Una finanza speciale ma anche equa

Ecco perchè non è “un ingiusto privilegio” la maggior quantità di risorse a disposizione del nostro territorio

Su Vita Trentina del 5 novembre, in questa rubrica, ci siamo occupati della finanza dell’autonomia, chiarendo come lo statuto speciale vincoli le province e la regione alla solidarietà finanziaria verso il Paese. La questione rimasta aperta è se la quantità di risorse a disposizione del nostro territorio, pur al netto della solidarietà, sia equa o rappresenti comunque un ingiusto privilegio.

In questo secondo senso la pensano in molti. In effetti gli enti pubblici destinano mediamente ad ogni trentino circa 15 mila euro all’anno, contro gli 11.500 euro per abitante a livello nazionale. È una differenza notevole, che sembra inconfutabile, ma non è così, per almeno tre ordini di ragioni.

a) La maggiore spesa pubblica trentina si spiega in parte con il maggior gettito tributario locale. Il Trentino è infatti al settimo posto nella graduatoria delle regioni per entratefiscali pro-capite, nella quale svettano la Valle d’Aosta, Bolzano e la Lombardia (anno 2015). Ciascun trentino contribuisce in media al bilancio delle amministrazioni pubbliche con 10 mila euro (2.500 in meno della «capolista») contro una media nazionale di 8.800 euro. Anche queste sono differenze notevoli, che avvertono come la finanza dell’autonomia non si possa guardare soltanto dal lato della spesa, ma vada rapportata alle risorse versate dai cittadini e dagli operatori locali attraverso il sistema impositivo. Una correlazione fra tributi pagati e servizi forniti in ciascun territorio è del resto coerente con il modello federale, nel solco dell’art. 119 della Costituzione.

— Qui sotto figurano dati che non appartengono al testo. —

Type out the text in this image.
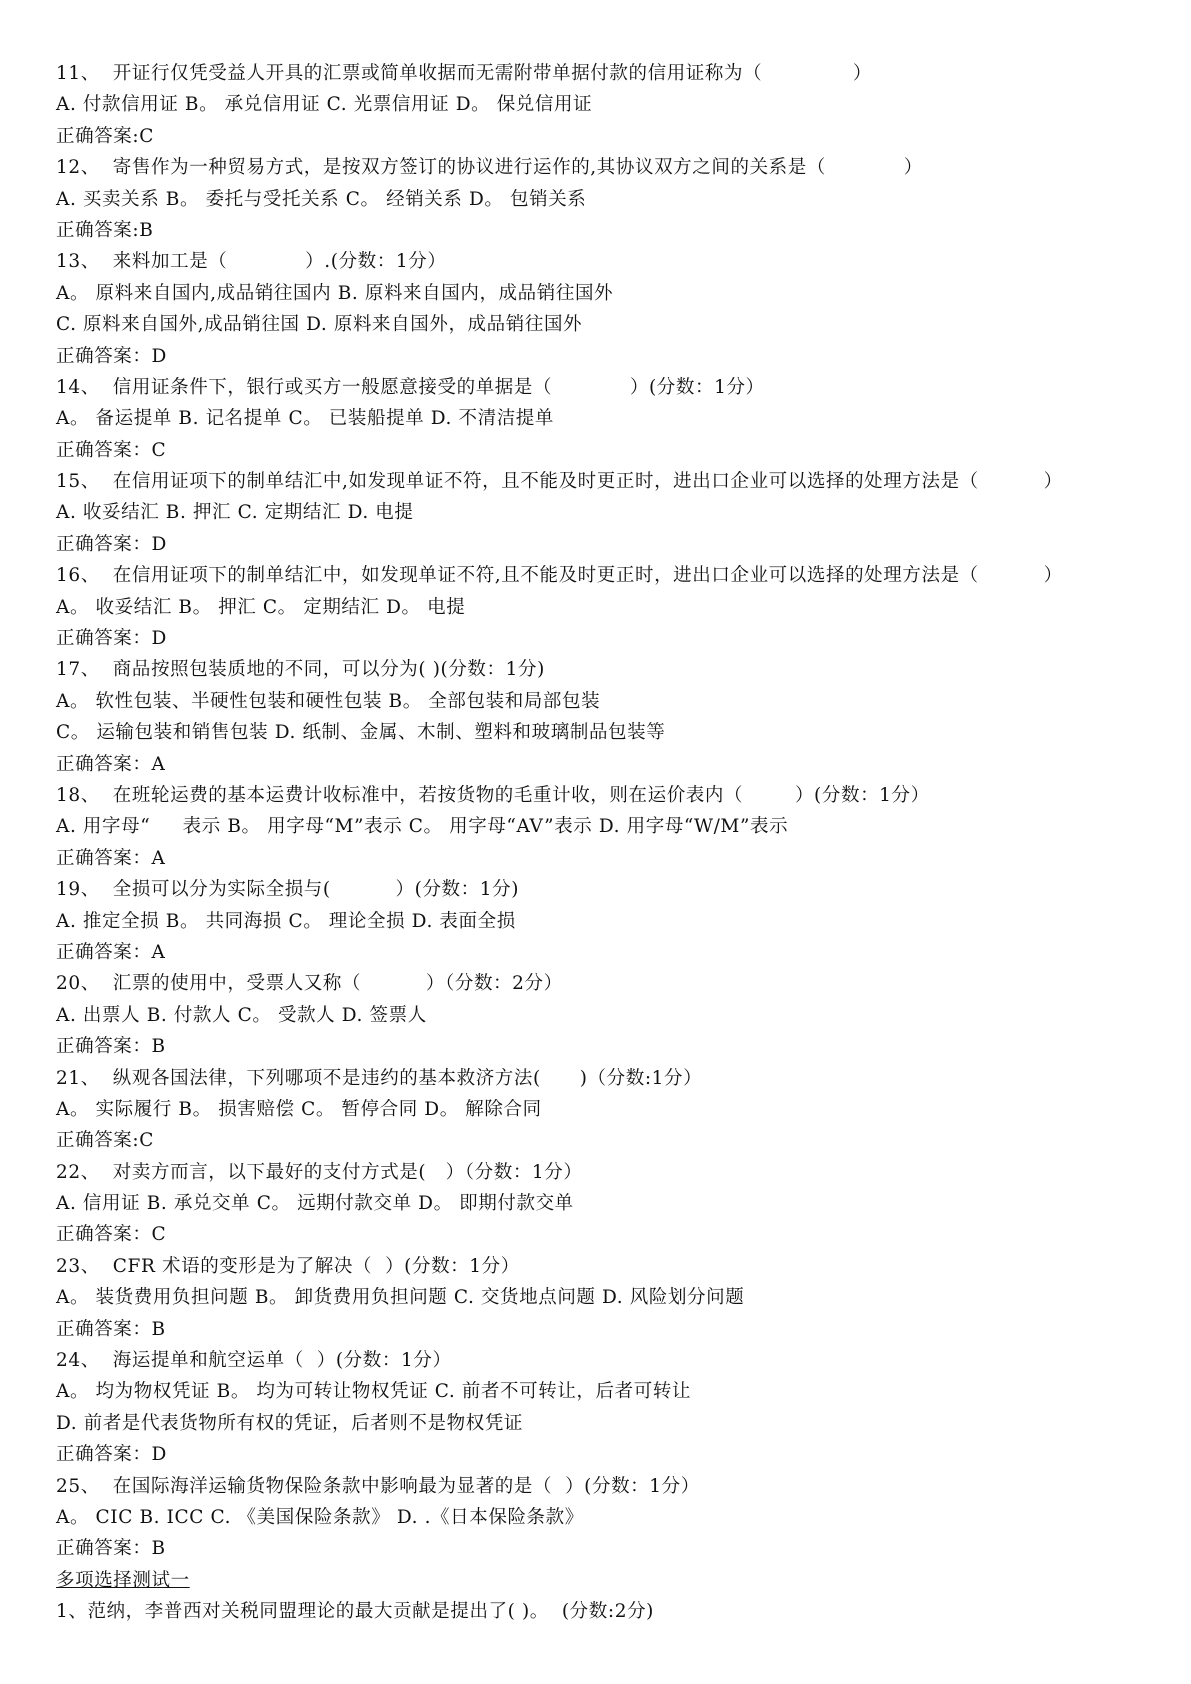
11、  开证行仅凭受益人开具的汇票或简单收据而无需附带单据付款的信用证称为（              ）
A. 付款信用证 B。 承兑信用证 C. 光票信用证 D。 保兑信用证
正确答案:C
12、  寄售作为一种贸易方式，是按双方签订的协议进行运作的,其协议双方之间的关系是（            ）
A. 买卖关系 B。 委托与受托关系 C。 经销关系 D。 包销关系
正确答案:B
13、  来料加工是（            ）.(分数：1分）
A。 原料来自国内,成品销往国内 B. 原料来自国内，成品销往国外
C. 原料来自国外,成品销往国 D. 原料来自国外，成品销往国外
正确答案：D
14、  信用证条件下，银行或买方一般愿意接受的单据是（            ）(分数：1分）
A。 备运提单 B. 记名提单 C。 已装船提单 D. 不清洁提单
正确答案：C
15、  在信用证项下的制单结汇中,如发现单证不符，且不能及时更正时，进出口企业可以选择的处理方法是（          ）
A. 收妥结汇 B. 押汇 C. 定期结汇 D. 电提
正确答案：D
16、  在信用证项下的制单结汇中，如发现单证不符,且不能及时更正时，进出口企业可以选择的处理方法是（          ）
A。 收妥结汇 B。 押汇 C。 定期结汇 D。 电提
正确答案：D
17、  商品按照包装质地的不同，可以分为( )(分数：1分)
A。 软性包装、半硬性包装和硬性包装 B。 全部包装和局部包装
C。 运输包装和销售包装 D. 纸制、金属、木制、塑料和玻璃制品包装等
正确答案：A
18、  在班轮运费的基本运费计收标准中，若按货物的毛重计收，则在运价表内（        ）(分数：1分）
A. 用字母“     表示 B。 用字母“M”表示 C。 用字母“AV”表示 D. 用字母“W/M”表示
正确答案：A
19、  全损可以分为实际全损与(          ）(分数：1分)
A. 推定全损 B。 共同海损 C。 理论全损 D. 表面全损
正确答案：A
20、  汇票的使用中，受票人又称（          ）（分数：2分）
A. 出票人 B. 付款人 C。 受款人 D. 签票人
正确答案：B
21、  纵观各国法律，下列哪项不是违约的基本救济方法(      )（分数:1分）
A。 实际履行 B。 损害赔偿 C。 暂停合同 D。 解除合同
正确答案:C
22、  对卖方而言，以下最好的支付方式是(   ）（分数：1分）
A. 信用证 B. 承兑交单 C。 远期付款交单 D。 即期付款交单
正确答案：C
23、  CFR 术语的变形是为了解决（  ）(分数：1分）
A。 装货费用负担问题 B。 卸货费用负担问题 C. 交货地点问题 D. 风险划分问题
正确答案：B
24、  海运提单和航空运单（  ）(分数：1分）
A。 均为物权凭证 B。 均为可转让物权凭证 C. 前者不可转让，后者可转让
D. 前者是代表货物所有权的凭证，后者则不是物权凭证
正确答案：D
25、  在国际海洋运输货物保险条款中影响最为显著的是（  ）(分数：1分）
A。 CIC B. ICC C. 《美国保险条款》 D. .《日本保险条款》
正确答案：B
多项选择测试一
1、范纳，李普西对关税同盟理论的最大贡献是提出了( )。  (分数:2分)
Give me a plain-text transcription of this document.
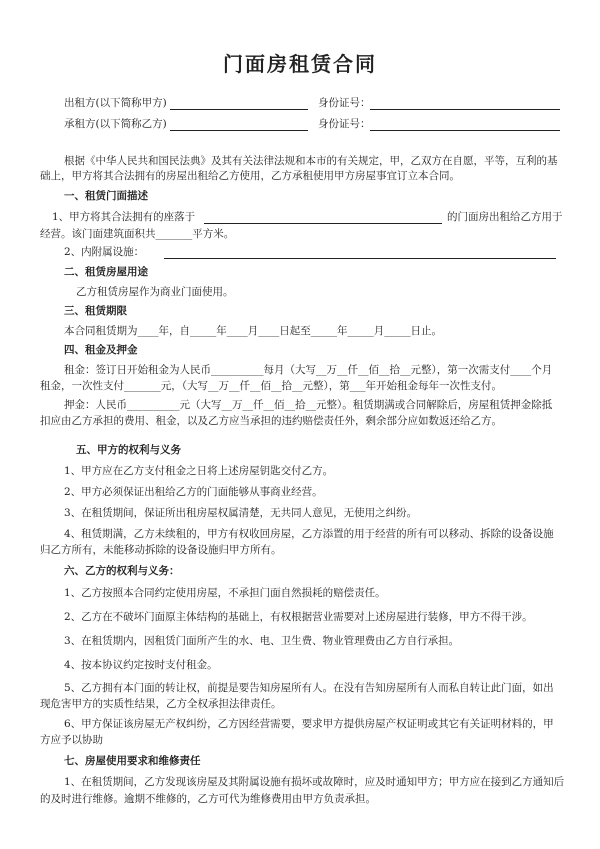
门面房租赁合同
出租方(以下简称甲方)	身份证号：
承租方(以下简称乙方)	身份证号：
根据《中华人民共和国民法典》及其有关法律法规和本市的有关规定，甲，乙双方在自愿，平等，互利的基
础上，甲方将其合法拥有的房屋出租给乙方使用，乙方承租使用甲方房屋事宜订立本合同。
一、租赁门面描述
1、甲方将其合法拥有的座落于	的门面房出租给乙方用于
经营。该门面建筑面积共_______平方米。
2、内附属设施：
二、租赁房屋用途
乙方租赁房屋作为商业门面使用。
三、租赁期限
本合同租赁期为____年，自_____年____月____日起至_____年_____月_____日止。
四、租金及押金
租金：签订日开始租金为人民币__________每月（大写__万__仟__佰__拾__元整），第一次需支付____个月
租金，一次性支付_______元，（大写__万__仟__佰__拾__元整），第___年开始租金每年一次性支付。
押金：人民币__________元（大写__万__仟__佰__拾__元整）。租赁期满或合同解除后，房屋租赁押金除抵
扣应由乙方承担的费用、租金，以及乙方应当承担的违约赔偿责任外，剩余部分应如数返还给乙方。
五、甲方的权利与义务
1、甲方应在乙方支付租金之日将上述房屋钥匙交付乙方。
2、甲方必须保证出租给乙方的门面能够从事商业经营。
3、在租赁期间，保证所出租房屋权属清楚，无共同人意见，无使用之纠纷。
4、租赁期满，乙方未续租的，甲方有权收回房屋，乙方添置的用于经营的所有可以移动、拆除的设备设施
归乙方所有，未能移动拆除的设备设施归甲方所有。
六、乙方的权利与义务：
1、乙方按照本合同约定使用房屋，不承担门面自然损耗的赔偿责任。
2、乙方在不破坏门面原主体结构的基础上，有权根据营业需要对上述房屋进行装修，甲方不得干涉。
3、在租赁期内，因租赁门面所产生的水、电、卫生费、物业管理费由乙方自行承担。
4、按本协议约定按时支付租金。
5、乙方拥有本门面的转让权，前提是要告知房屋所有人。在没有告知房屋所有人而私自转让此门面，如出
现危害甲方的实质性结果，乙方全权承担法律责任。
6、甲方保证该房屋无产权纠纷，乙方因经营需要，要求甲方提供房屋产权证明或其它有关证明材料的，甲
方应予以协助
七、房屋使用要求和维修责任
1、在租赁期间，乙方发现该房屋及其附属设施有损坏或故障时，应及时通知甲方；甲方应在接到乙方通知后
的及时进行维修。逾期不维修的，乙方可代为维修费用由甲方负责承担。
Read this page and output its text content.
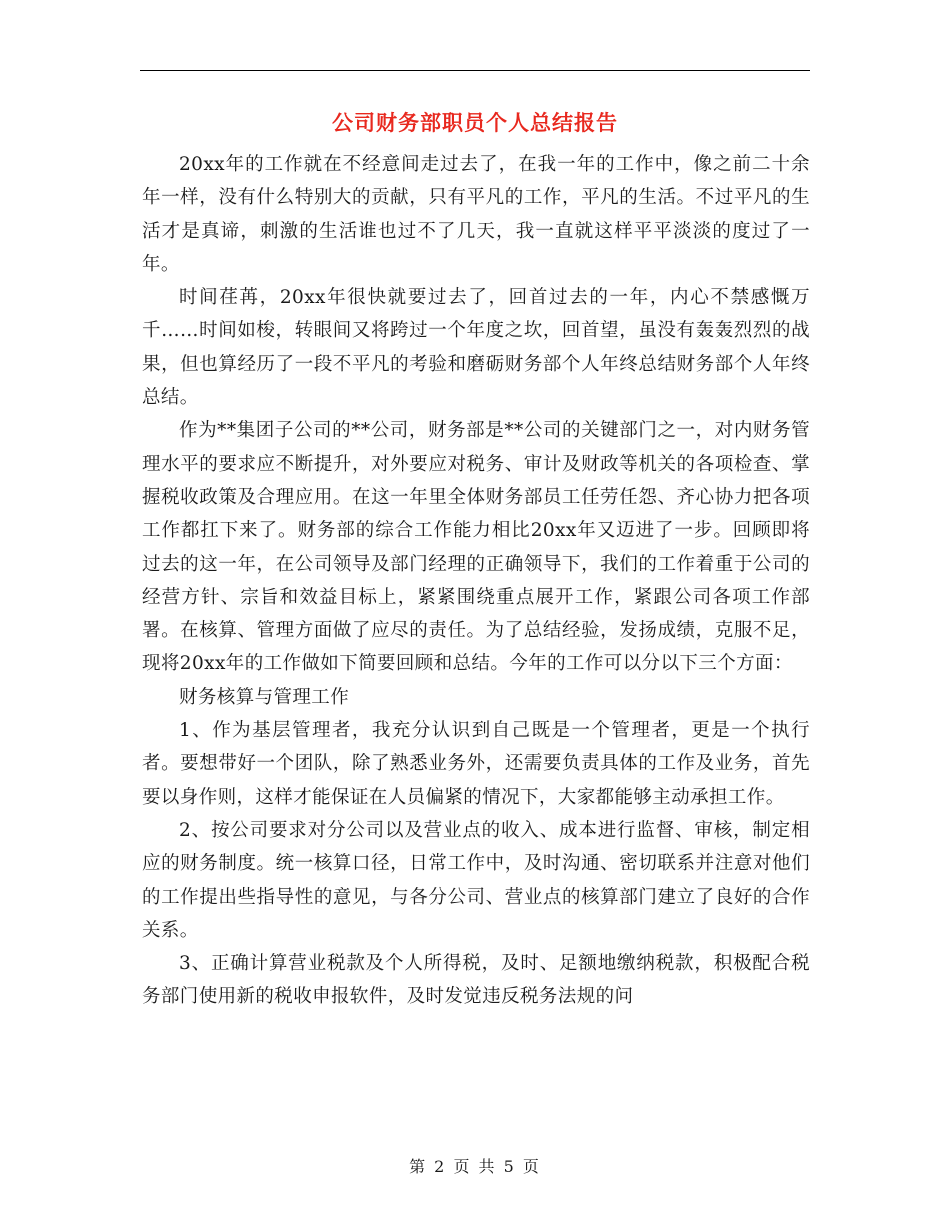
公司财务部职员个人总结报告

20xx年的工作就在不经意间走过去了，在我一年的工作中，像之前二十余年一样，没有什么特别大的贡献，只有平凡的工作，平凡的生活。不过平凡的生活才是真谛，刺激的生活谁也过不了几天，我一直就这样平平淡淡的度过了一年。

时间荏苒，20xx年很快就要过去了，回首过去的一年，内心不禁感慨万千……时间如梭，转眼间又将跨过一个年度之坎，回首望，虽没有轰轰烈烈的战果，但也算经历了一段不平凡的考验和磨砺财务部个人年终总结财务部个人年终总结。

作为**集团子公司的**公司，财务部是**公司的关键部门之一，对内财务管理水平的要求应不断提升，对外要应对税务、审计及财政等机关的各项检查、掌握税收政策及合理应用。在这一年里全体财务部员工任劳任怨、齐心协力把各项工作都扛下来了。财务部的综合工作能力相比20xx年又迈进了一步。回顾即将过去的这一年，在公司领导及部门经理的正确领导下，我们的工作着重于公司的经营方针、宗旨和效益目标上，紧紧围绕重点展开工作，紧跟公司各项工作部署。在核算、管理方面做了应尽的责任。为了总结经验，发扬成绩，克服不足，现将20xx年的工作做如下简要回顾和总结。今年的工作可以分以下三个方面：

财务核算与管理工作

1、作为基层管理者，我充分认识到自己既是一个管理者，更是一个执行者。要想带好一个团队，除了熟悉业务外，还需要负责具体的工作及业务，首先要以身作则，这样才能保证在人员偏紧的情况下，大家都能够主动承担工作。

2、按公司要求对分公司以及营业点的收入、成本进行监督、审核，制定相应的财务制度。统一核算口径，日常工作中，及时沟通、密切联系并注意对他们的工作提出些指导性的意见，与各分公司、营业点的核算部门建立了良好的合作关系。

3、正确计算营业税款及个人所得税，及时、足额地缴纳税款，积极配合税务部门使用新的税收申报软件，及时发觉违反税务法规的问

第 2 页 共 5 页
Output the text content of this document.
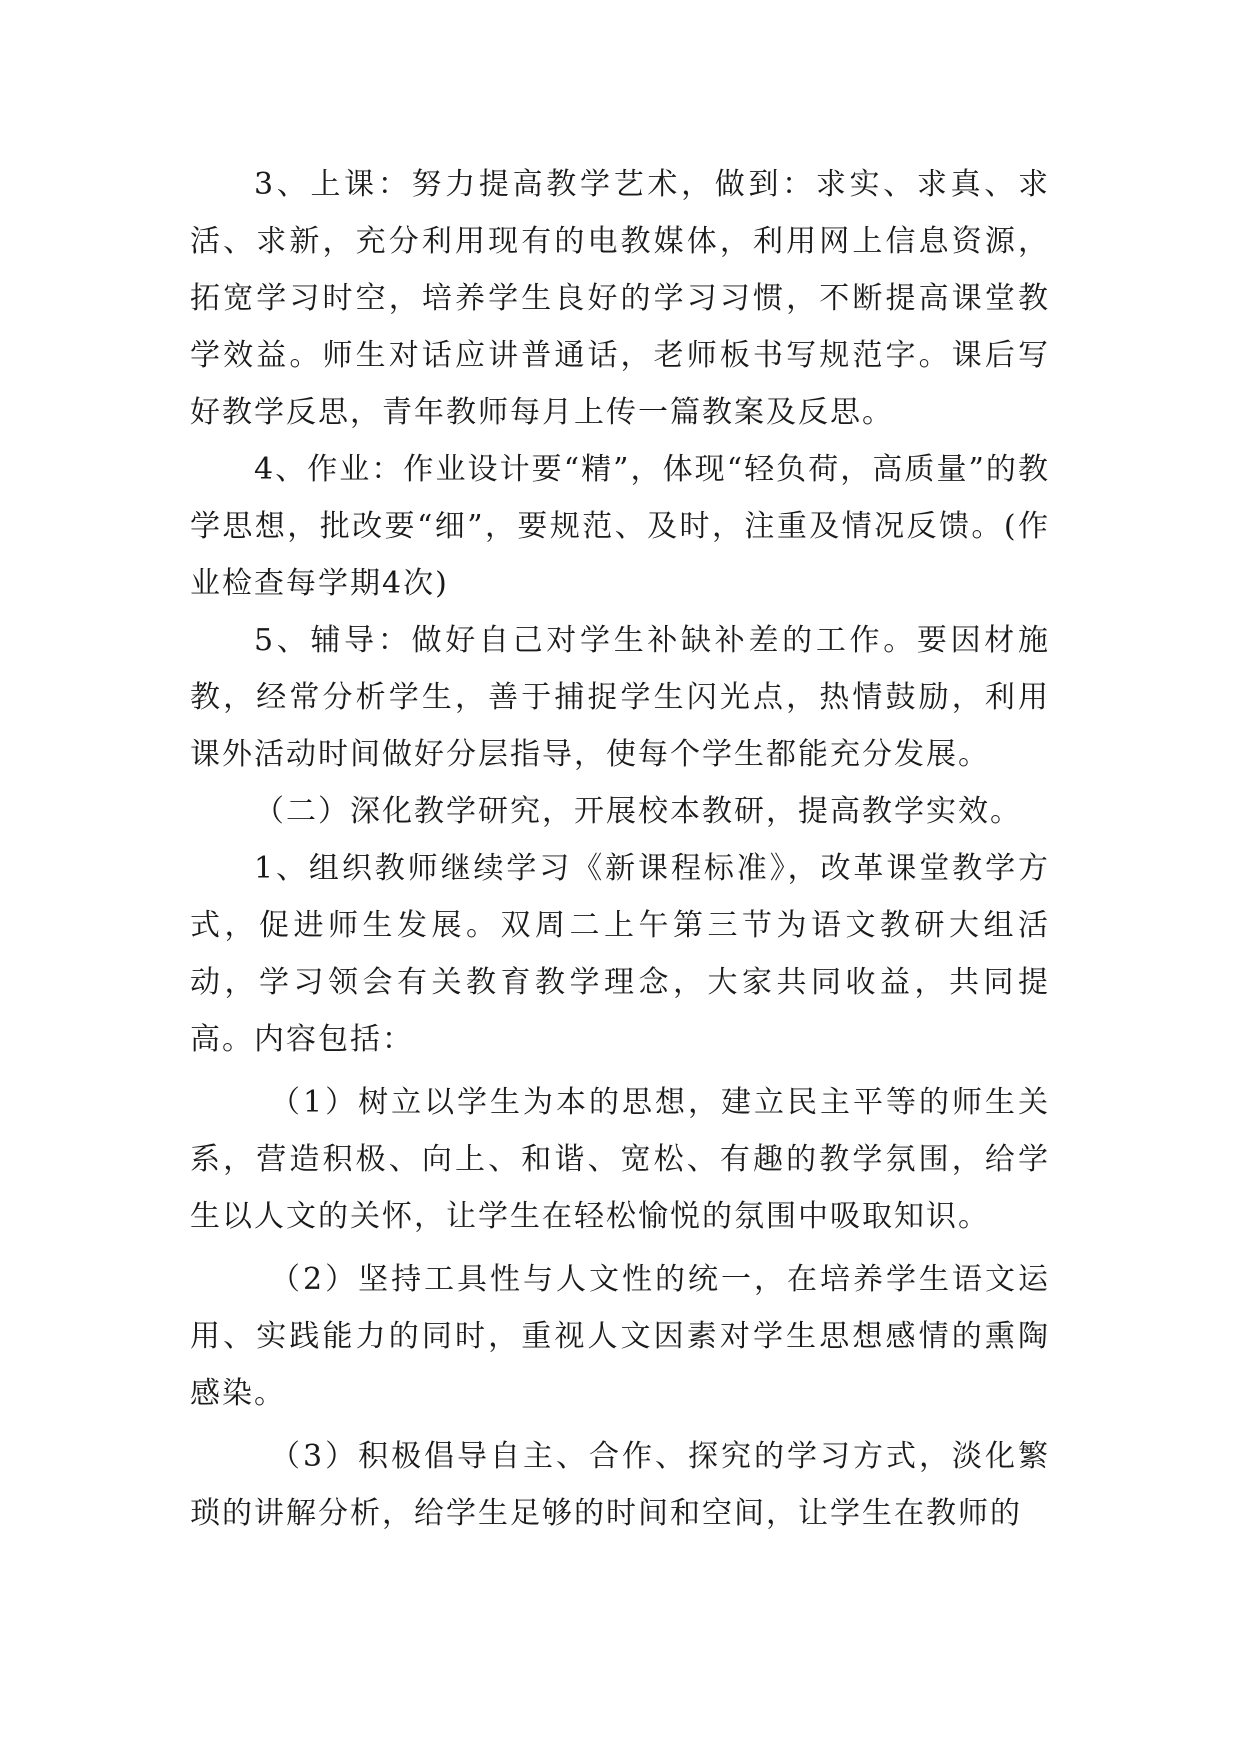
3、上课：努力提高教学艺术，做到：求实、求真、求活、求新，充分利用现有的电教媒体，利用网上信息资源，拓宽学习时空，培养学生良好的学习习惯，不断提高课堂教学效益。师生对话应讲普通话，老师板书写规范字。课后写好教学反思，青年教师每月上传一篇教案及反思。

4、作业：作业设计要“精”，体现“轻负荷，高质量”的教学思想，批改要“细”，要规范、及时，注重及情况反馈。(作业检查每学期4次)

5、辅导：做好自己对学生补缺补差的工作。要因材施教，经常分析学生，善于捕捉学生闪光点，热情鼓励，利用课外活动时间做好分层指导，使每个学生都能充分发展。

（二）深化教学研究，开展校本教研，提高教学实效。

1、组织教师继续学习《新课程标准》，改革课堂教学方式，促进师生发展。双周二上午第三节为语文教研大组活动，学习领会有关教育教学理念，大家共同收益，共同提高。内容包括：

（1）树立以学生为本的思想，建立民主平等的师生关系，营造积极、向上、和谐、宽松、有趣的教学氛围，给学生以人文的关怀，让学生在轻松愉悦的氛围中吸取知识。

（2）坚持工具性与人文性的统一，在培养学生语文运用、实践能力的同时，重视人文因素对学生思想感情的熏陶感染。

（3）积极倡导自主、合作、探究的学习方式，淡化繁琐的讲解分析，给学生足够的时间和空间，让学生在教师的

b) Quando si mettono a confronto regioni con densità demografiche molto diverse, la spesa «per abitante» è un dato ingannevole, che penalizza quelle meno popolose, come la nostra, dove il costo degli interventi comunque necessari per il territorio si spalma su un basso numero di abitanti. Ricorrendo invece a un diverso indicatore, pure molto usato, come il rapporto fra spesa pubblica e PIL, il presunto privilegio finanziario della nostra autonomia finisce addirittura per scomparire. In effetti, nell’ultimo decennio questo rapporto si mantiene più alto per il Trentino che per l’Italia fino al 2012, toccando il massimo divario nel 2010, con il 45,5% contro il 41,8% nazionale. Ma negli anni successivi avviene un netto e curioso scambio di posizioni, che culmina nel 2015 (ultimo disponibile) quando il rapporto fra spesa pubblica e PIL scende per il Trentino al 41,7%, mentre per l’Italia raggiunge il 44,3%. Dov’è finito il nostro privilegio?

c) La quantità di risorse spettante alla Provincia non è stabilita a caso, ma sulla base del livello raggiunto alla fine degli anni Ottanta attraverso la cosiddetta «quota variabile» (oggi abrogata). Il gettito dei tributi da devolvere in percentuale variabile, la nostra più cospicua fonte d’entrata, era pari alla spesa prevista nel bilancio dello Stato per materie di competenza provinciale, rapportata alla nostra dimensione demo-geografica, che al tempo era pari all’1,425% (la media fra lo 0,79% della popolazione e il 2,06% del territorio del Trentino rispetto all’Italia): un metodo oggettivo, da cui discende l’attuale livello di risorse, poi trasformato per semplicità in quote fisse.

La nostra speciale autonomia finanziaria, in conclusione, è più razionale ed equa di quanto si creda.